The data show that a treatment called percutaneous peripheral nerve stimulation reduced patients ’postoperative pain scores after routine procedures.
The treatment provides small amounts of electricity to the surgically affected nerves and interrupts the transmission of pain signals to the brain, the researchers said.
In addition, the use of opioid-based pain medications in patients decreased by 80% during the first week after treatments, according to the researchers, who described the findings as “impressive.”
The benefits of postoperative nerve stimulation were “much greater than we had anticipated,” researchers at the University of California-San Diego wrote.
The results “stand alone and indicate that percutaneous peripheral nerve stimulation is highly effective for acute pain,” they said.
The reduction in the need for opioid-based pain medications after surgical procedures has become a point of emphasis in recent years because of the risk that patients may become addicted to drugs.
Prescription opiate-based pain medications have helped fuel an “epidemic” of abuse and misuse of these drugs, which have intoxicating effects similar to illegal drugs such as “heroin,” according to the National Institute on Drug Abuse.
For this study, researchers enrolled 65 adults who underwent joint outpatient surgery, such as removing the bunion from the foot and repairing the fist of the shoulder rotator.
All study participants had electrical wires located near the nerve or nerves that serve the surgical joints, and half of them received active electrical stimulation adjusted to achieve the desired sensory change that is sometimes described as a ” nice massage, ”the researchers said.
The rest of the participants received inactive treatment, with a pulse generator that appeared to work normally but did not provide electricity, according to the researchers.

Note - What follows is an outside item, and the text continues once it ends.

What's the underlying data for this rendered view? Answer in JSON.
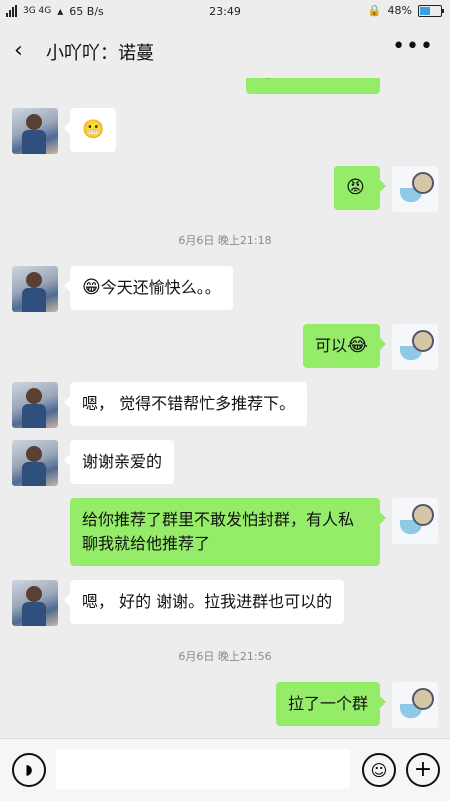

After one week, participants who received active percutaneous peripheral nerve stimulation showed significantly lower pain scores, with mean scores on a scale of zero to 10 of approximately 1, compared with just over 3 in the simulated treatment group, showed the data.
Participants in the active treatment group used, on average, approximately 5 milligrams of opioid analgesics during the first week after surgery, or about one-tenth of the amount used by those in the simulated treatment group. say the researchers.
“Percutaneous stimulation of the peripheral nerve is likely to demonstrate optimal treatment after painful surgical procedures,” they wrote.